13 Haziran 2007 00:00

GERÇEK

Partilerin seçimlere hangi adaylarla katılacağının ilan edilmesinden sonra, işçi ve kamu emekçileri sendika konfederasyonlarının başkanları, “listeleri” değerlendirmişler.

Paylaş

Partilerin seçimlere hangi adaylarla katılacağının ilan edilmesinden sonra, işçi ve kamu emekçileri sendika konfederasyonlarının başkanları, “listeleri” değerlendirmişler. Türk-İş’in Hak-İş’in, DİSK’in KESK’in, Kamu Sen’in, Memur-Sen’in ve BASK’ın genel başkanları, hiçbir zaman ve hiçbir konuda varamadıkları kadar ortak bir görüşe varmışlar: “Siyasi partiler adaylarını belirlerken toplumsal kesimleri gözetmiyor. Listelere popüler kişiler ve işveren temsilcileri alınmış. Listelere alınan birkaç sendikacı aday ise seçilecek sıralara bile konmamışlar!”
Vah vah! “Günaydın ve geçmiş olsun” demek gerek herhalde.
Böyle tüm konfederasyon başkanlarının aynı gün basın karşısına geçmesi bile gösteriyor ki konfederasyonların sayın başkanlarının siyaset tarzları, sermaye partilerinin bir şey yapması; onlar bir şey yaptıktan sonra da beylerin “bu iyidir şu da kötü” gibi fikirlerini ifade ederek üyelerini aydınlatmalarıdır!
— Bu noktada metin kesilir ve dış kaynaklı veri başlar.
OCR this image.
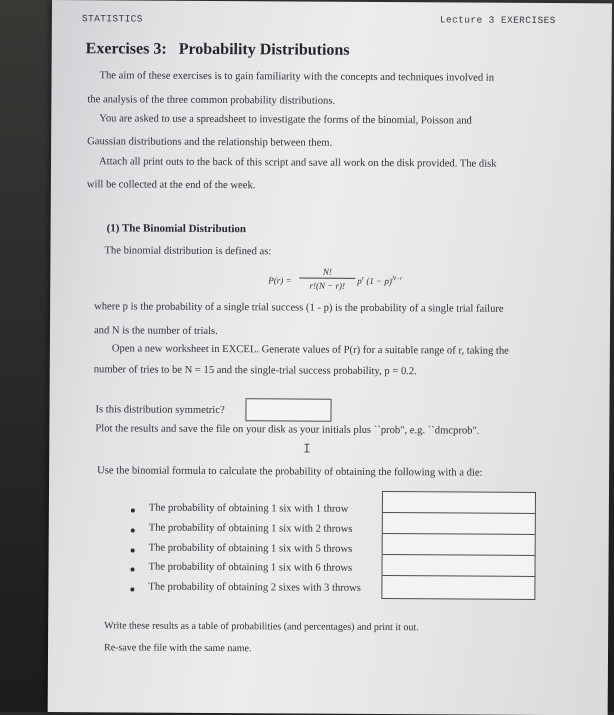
STATISTICS	Lecture 3 EXERCISES
Exercises 3:   Probability Distributions
The aim of these exercises is to gain familiarity with the concepts and techniques involved in
the analysis of the three common probability distributions.
You are asked to use a spreadsheet to investigate the forms of the binomial, Poisson and
Gaussian distributions and the relationship between them.
Attach all print outs to the back of this script and save all work on the disk provided. The disk
will be collected at the end of the week.
(1) The Binomial Distribution
The binomial distribution is defined as:
P(r) =
N!
r!(N − r)!	$p^r$ $(1 - p)^{N-r}$
where p is the probability of a single trial success (1 - p) is the probability of a single trial failure
and N is the number of trials.
Open a new worksheet in EXCEL. Generate values of P(r) for a suitable range of r, taking the
number of tries to be N = 15 and the single-trial success probability, p = 0.2.
Is this distribution symmetric?
Plot the results and save the file on your disk as your initials plus ``prob", e.g. ``dmcprob".
I
Use the binomial formula to calculate the probability of obtaining the following with a die:
The probability of obtaining 1 six with 1 throw
The probability of obtaining 1 six with 2 throws
The probability of obtaining 1 six with 5 throws
The probability of obtaining 1 six with 6 throws
The probability of obtaining 2 sixes with 3 throws
Write these results as a table of probabilities (and percentages) and print it out.
Re-save the file with the same name.
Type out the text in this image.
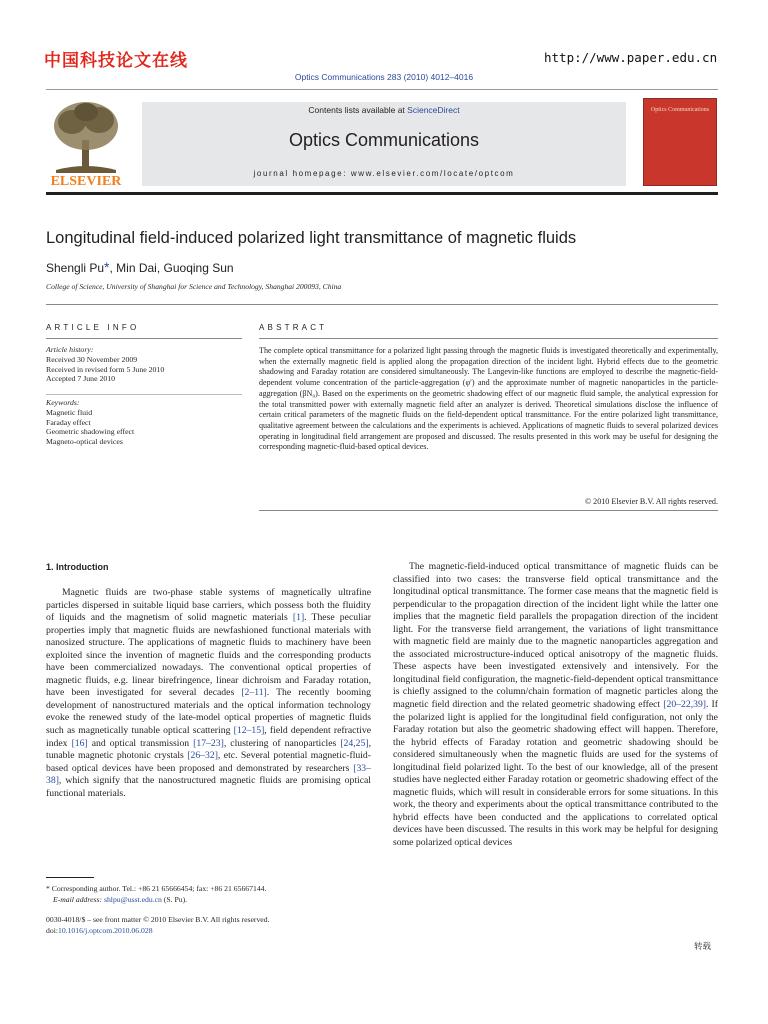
中国科技论文在线	http://www.paper.edu.cn
Optics Communications 283 (2010) 4012–4016
ELSEVIER
Contents lists available at ScienceDirect
Optics Communications
journal homepage: www.elsevier.com/locate/optcom
Optics Communications
Longitudinal field-induced polarized light transmittance of magnetic fluids
Shengli Pu*, Min Dai, Guoqing Sun
College of Science, University of Shanghai for Science and Technology, Shanghai 200093, China
ARTICLE INFO	ABSTRACT
Article history:
Received 30 November 2009
Received in revised form 5 June 2010
Accepted 7 June 2010
Keywords:
Magnetic fluid
Faraday effect
Geometric shadowing effect
Magneto-optical devices
The complete optical transmittance for a polarized light passing through the magnetic fluids is investigated theoretically and experimentally, when the externally magnetic field is applied along the propagation direction of the incident light. Hybrid effects due to the geometric shadowing and Faraday rotation are considered simultaneously. The Langevin-like functions are employed to describe the magnetic-field-dependent volume concentration of the particle-aggregation (φ′) and the approximate number of magnetic nanoparticles in the particle-aggregation (βN₀). Based on the experiments on the geometric shadowing effect of our magnetic fluid sample, the analytical expression for the total transmitted power with externally magnetic field after an analyzer is derived. Theoretical simulations disclose the influence of certain critical parameters of the magnetic fluids on the field-dependent optical transmittance. For the entire polarized light transmittance, qualitative agreement between the calculations and the experiments is achieved. Applications of magnetic fluids to several polarized devices operating in longitudinal field arrangement are proposed and discussed. The results presented in this work may be useful for designing the corresponding magnetic-fluid-based optical devices.
© 2010 Elsevier B.V. All rights reserved.
1. Introduction
Magnetic fluids are two-phase stable systems of magnetically ultrafine particles dispersed in suitable liquid base carriers, which possess both the fluidity of liquids and the magnetism of solid magnetic materials [1]. These peculiar properties imply that magnetic fluids are newfashioned functional materials with nanosized structure. The applications of magnetic fluids to machinery have been exploited since the invention of magnetic fluids and the corresponding products have been commercialized nowadays. The conventional optical properties of magnetic fluids, e.g. linear birefringence, linear dichroism and Faraday rotation, have been investigated for several decades [2–11]. The recently booming development of nanostructured materials and the optical information technology evoke the renewed study of the late-model optical properties of magnetic fluids such as magnetically tunable optical scattering [12–15], field dependent refractive index [16] and optical transmission [17–23], clustering of nanoparticles [24,25], tunable magnetic photonic crystals [26–32], etc. Several potential magnetic-fluid-based optical devices have been proposed and demonstrated by researchers [33–38], which signify that the nanostructured magnetic fluids are promising optical functional materials.
The magnetic-field-induced optical transmittance of magnetic fluids can be classified into two cases: the transverse field optical transmittance and the longitudinal optical transmittance. The former case means that the magnetic field is perpendicular to the propagation direction of the incident light while the latter one implies that the magnetic field parallels the propagation direction of the incident light. For the transverse field arrangement, the variations of light transmittance with magnetic field are mainly due to the magnetic nanoparticles aggregation and the associated microstructure-induced optical anisotropy of the magnetic fluids. These aspects have been investigated extensively and intensively. For the longitudinal field configuration, the magnetic-field-dependent optical transmittance is chiefly assigned to the column/chain formation of magnetic particles along the magnetic field direction and the related geometric shadowing effect [20–22,39]. If the polarized light is applied for the longitudinal field configuration, not only the Faraday rotation but also the geometric shadowing effect will happen. Therefore, the hybrid effects of Faraday rotation and geometric shadowing should be considered simultaneously when the magnetic fluids are used for the systems of longitudinal field polarized light. To the best of our knowledge, all of the present studies have neglected either Faraday rotation or geometric shadowing effect of the magnetic fluids, which will result in considerable errors for some situations. In this work, the theory and experiments about the optical transmittance contributed to the hybrid effects have been conducted and the applications to correlated optical devices have been discussed. The results in this work may be helpful for designing some polarized optical devices
* Corresponding author. Tel.: +86 21 65666454; fax: +86 21 65667144.
E-mail address: shlpu@usst.edu.cn (S. Pu).
0030-4018/$ – see front matter © 2010 Elsevier B.V. All rights reserved.
doi:10.1016/j.optcom.2010.06.028
转载
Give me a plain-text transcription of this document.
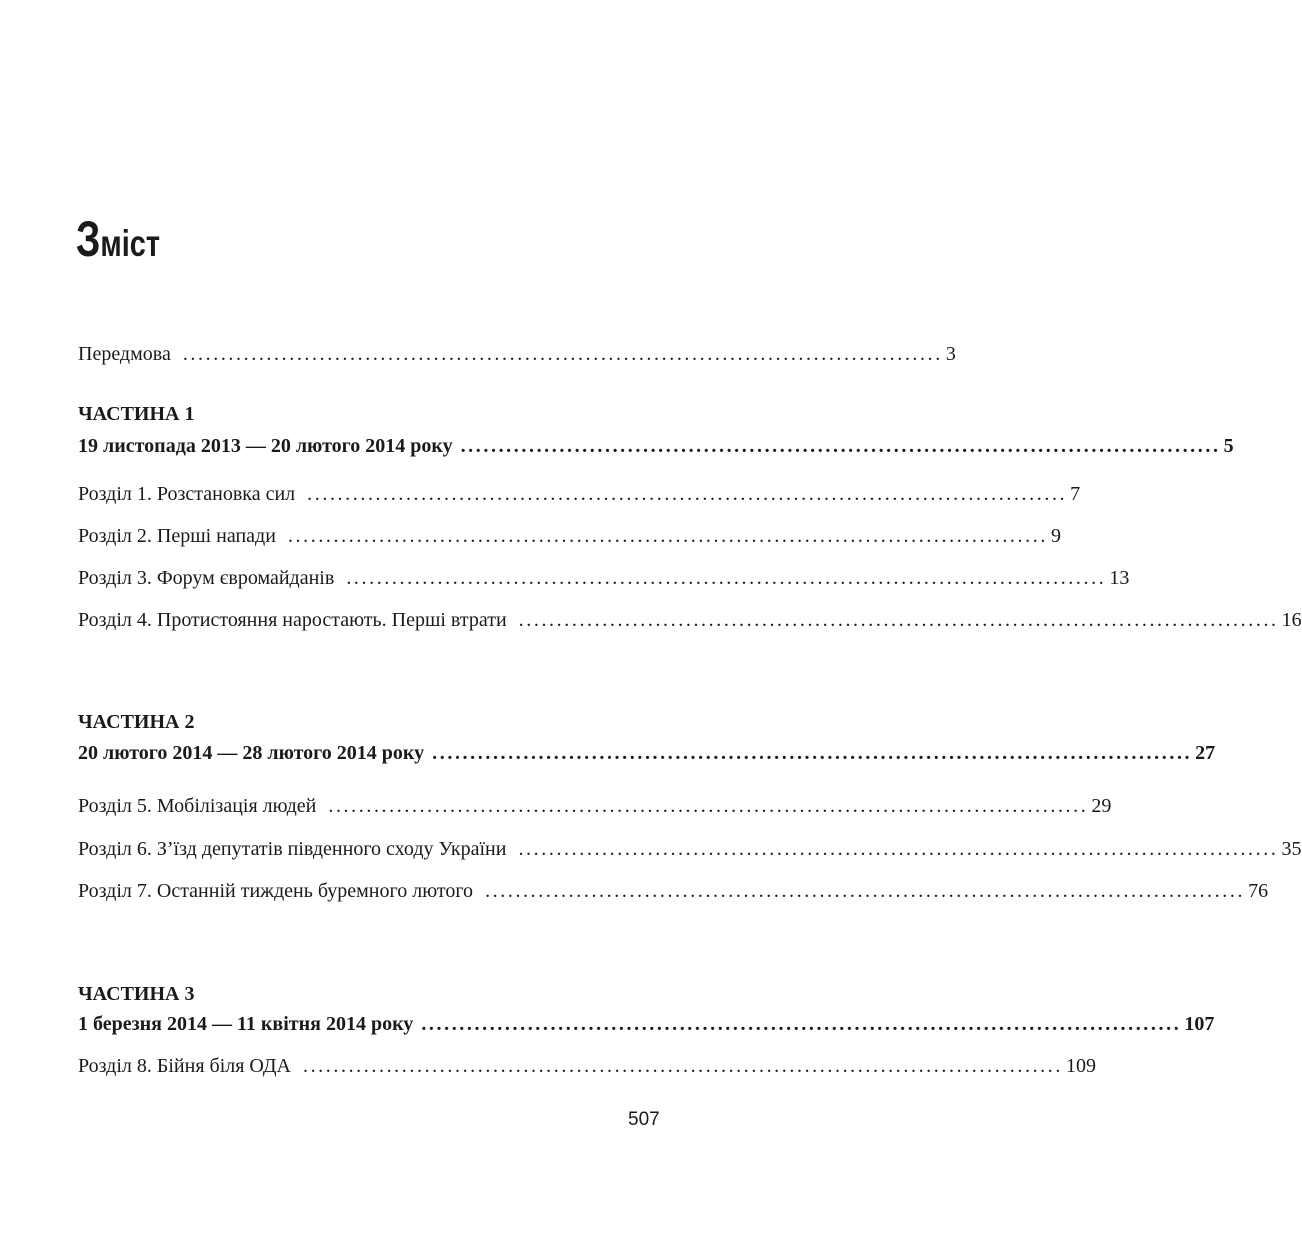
Зміст
Передмова .................................................................................................... 3
ЧАСТИНА 1
19 листопада 2013 — 20 лютого 2014 року .................................................................................................... 5
Розділ 1. Розстановка сил .................................................................................................... 7
Розділ 2. Перші напади .................................................................................................... 9
Розділ 3. Форум євромайданів .................................................................................................... 13
Розділ 4. Протистояння наростають. Перші втрати .................................................................................................... 16
ЧАСТИНА 2
20 лютого 2014 — 28 лютого 2014 року .................................................................................................... 27
Розділ 5. Мобілізація людей .................................................................................................... 29
Розділ 6. З’їзд депутатів південного сходу України .................................................................................................... 35
Розділ 7. Останній тиждень буремного лютого .................................................................................................... 76
ЧАСТИНА 3
1 березня 2014 — 11 квітня 2014 року .................................................................................................... 107
Розділ 8. Бійня біля ОДА .................................................................................................... 109
507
Sanki sayın başkanlar, sendika mücadelesinin yetkili kişileri değil de birer eski geleneğe bağlı akademisyen, “seyredalıcılık” akımının izleyicisi birer “filozof”turlar!
Oysa sendikal mücadeleye, önderliğe soyunanlar; olayları izleyen gözlemciler, gazeteciler ya da akademisyenlerden farklı olmak; sınıf mücadelesinin başında bulunanlar olarak, olaylara önceden müdahale etmek ve gidişatı, temsilcisi oldukları sınıfın istek ve ihtiyaçlarına uygun hale getirmek üzere ellerindeki gücü devreye sokmak zorundadırlar. Eğer birazcık bile sınıfın, sendikal mücadelenin sorumluluğunu duyuyorlarsa, bunu yapmak durumundadırlar. Çünkü ellerinde önemli bir güç vardır ve bu güçle gidişatı etkileyebilirler.
Hele seçimler gibi çok önceden belli ve yarım yüzyılı aşkın bir seçim deneyiminin olduğu göz önüne alındığında; sendikalar da işçi ve sendikacı adayların Meclis’e girmesini istiyorlarsa(*), yapmaları gereken; partileri baskı altına alacak bir mücadele çizgisinden hareket etmek, işçi ve kamu emekçilerini talepleriyle mücadeleye çekmek, ellerindeki büyük gücü harekete geçirmekti. Eğer bu olsaydı; partiler, emekçileri bugünkünden daha çok sevmeyeceklerdi ama listelerine bir hayli işçi ve sendikacı aday almak zorunda kalacaklardı. Üstelik bunların seçilecek sıralarda olmasına da özel bir önem vereceklerdi.
Çünkü, sermaye partilerinin emekçilere karşı tutumu; örneğin sendikacıları ya da işçileri listelerine almaktaki amaçları, işçi ve emekçi yığınlarına; “Bakın sizin adaylarınızı da Meclis’e seçtirdik. Onlar sizin çıkarlarınızı savunacak. Meclis sizin de Meclis’iniz. Ona itaat edin!” diyerek onları zapturapt altında tutabilmektir.
Ancak öyle anlaşılmaktadır ki bugün sermaye partileri, bu göz boyamaya, dünkü kadar bile ihtiyaç duymamaktadırlar. Çünkü sendikacılar da emekçiler de yeterince uysaldır ve Meclis’e girmeseler bile işçileri zapturapt altında tutmak için üstlerine düşeni yapmaktadırlar. Partilerin tutumundan anlaşılması gereken budur. Yoksa dün emekçileri severken bugün sevmez duruma gelmemişlerdir. Peki bugünkü durumun asıl sorumlusu kimdir?
Şunu açıkça kabul etmeliyiz ki sendikaların, sendikacıların böylesi acınacak duruma itilmesinin baş sorumlusu, bizzat basının karşısına çıkıp da “Bu partiler sendikacıları listelere almadılar, bizi niye önemsemiyorlar” diye ağlayan sendikacılardır. Bu yüzden de bu konuda, sendikacılar başta olmak üzere kimse suçu sermaye partilerinde aramasın. Onlar zaten sermayenin partileri. Eğer bir suçlu varsa -ki vardır- ve bu suçun en çoğu, sendikacıların kendilerine aittir. Ortaya çıkan sonuç ise sermaye ile uzlaşmada vardıkları aşamanın seçimlere yansımış halidir.
Siz sermayeye hizmette kusur etmemeye devam ederseniz, adamlar sizi neden milletvekili yapsın ki? Hiçbir sermayedar, “oltadaki balığa yem verecek kadar aptal değil”dir.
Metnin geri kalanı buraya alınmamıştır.